Detailed technical explanation
How to think about this question
Automation rules in Microsoft Sentinel use a trigger type that must align with the playbook's webhook trigger kind. Incident-triggered playbooks use 'Microsoft.SecurityInsights/Incident', while alert-triggered playbooks use 'Microsoft.SecurityInsights/Alert'. If the trigger type is mismatched, the automation rule will evaluate conditions but never invoke the playbook because the event schema does not match. This is a common misconfiguration when migrating playbooks from Logic Apps that were originally created for alerts but are reused in incident-based automation rules.
KKey Concepts to Remember
Read the scenario before looking for a memorised answer.
Find the constraint that changes the correct option.
Eliminate answers that are true in general but not in this case.
TExam Day Tips
→Watch for words such as best, first, most likely and least administrative effort.
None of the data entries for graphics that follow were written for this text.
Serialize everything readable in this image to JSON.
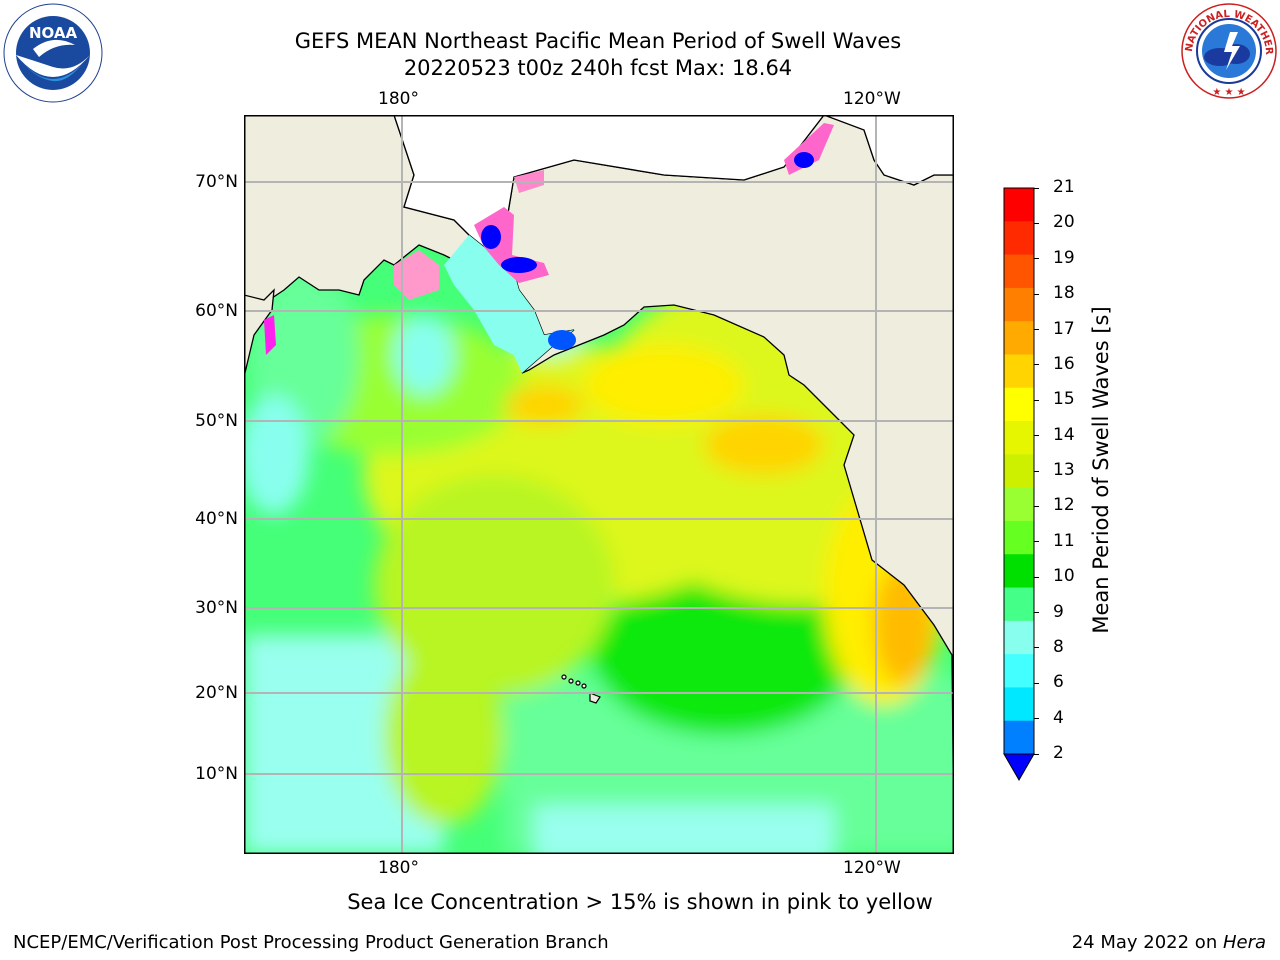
{
  "header": {
    "title_line1": "GEFS MEAN Northeast Pacific Mean Period of Swell Waves",
    "title_line2": "20220523 t00z 240h fcst   Max: 18.64"
  },
  "logos": {
    "left": {
      "name": "noaa-logo",
      "text": "NOAA"
    },
    "right": {
      "name": "nws-logo",
      "text": "NATIONAL WEATHER SERVICE"
    }
  },
  "map": {
    "lon_labels": [
      "180°",
      "120°W"
    ],
    "lat_labels": [
      "70°N",
      "60°N",
      "50°N",
      "40°N",
      "30°N",
      "20°N",
      "10°N"
    ],
    "colors": {
      "land": "#efeddd",
      "grid": "#b4b4b4",
      "frame": "#000000"
    }
  },
  "colorbar": {
    "label": "Mean Period of Swell Waves [s]",
    "ticks": [
      "21",
      "20",
      "19",
      "18",
      "17",
      "16",
      "15",
      "14",
      "13",
      "12",
      "11",
      "10",
      "9",
      "8",
      "6",
      "4",
      "2"
    ],
    "colors": [
      "#ff0000",
      "#ff2a00",
      "#ff5500",
      "#ff8000",
      "#ffaa00",
      "#ffd400",
      "#ffff00",
      "#e6f500",
      "#ccf000",
      "#99ff33",
      "#66ff22",
      "#00e000",
      "#44ff88",
      "#88ffee",
      "#44ffff",
      "#00e8ff",
      "#0080ff",
      "#0000ff"
    ]
  },
  "note": "Sea Ice Concentration > 15% is shown in pink to yellow",
  "footer": {
    "left": "NCEP/EMC/Verification Post Processing Product Generation Branch",
    "date": "24 May 2022 on ",
    "machine": "Hera"
  }
}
→Review why wrong options are wrong, not only why the correct option is correct.
Key takeaway
Answer the scenario, not the keyword: identify the specific constraint before choosing the most familiar-sounding option.
Real-world example
How this comes up in practice
A cloud solutions architect for a retail company is evaluating services for a new workload. The correct answer here reflects best practice for the specific scenario described — not a general cloud recommendation. Answer the scenario, not the keyword: identify the specific constraint before choosing the most familiar-sounding option. Cloud exam questions reward reading the constraint carefully: the same technology can be right or wrong depending on the use case.
Related glossary terms
Concepts from this question explained
These glossary pages explain the core terms tested in this SC-200 question in full detail.
Manage a security operations environment — This question tests Manage a security operations environment — Read the scenario before looking for a memorised answer..
What is the correct answer to this question?
The correct answer is: The trigger type is incorrect; it should be 'Microsoft.SecurityInsights/Alert'. — Option C is correct because the exhibit shows the trigger type set to 'Microsoft.SecurityInsights/Incident', but the playbook is designed to run on alerts, not incidents. Automation rules in Microsoft Sentinel require the trigger type to match the data type the playbook expects; for alert-triggered playbooks, the trigger must be 'Microsoft.SecurityInsights/Alert'. Since the rule is enabled and the playbook exists in the same resource group, the mismatch in trigger type is the most likely reason the rule never runs.
What should I do if I get this SC-200 question wrong?
Identify which exam domain this question belongs to, review the core concept, then practise similar questions from the same domain.
Are there clue words in this question I should notice?
Yes — watch for: "most likely", "never". Probability qualifier — the question wants the most probable cause or outcome, not a guaranteed one. Eliminate low-probability options.
What is the key concept behind this question?
Read the scenario before looking for a memorised answer.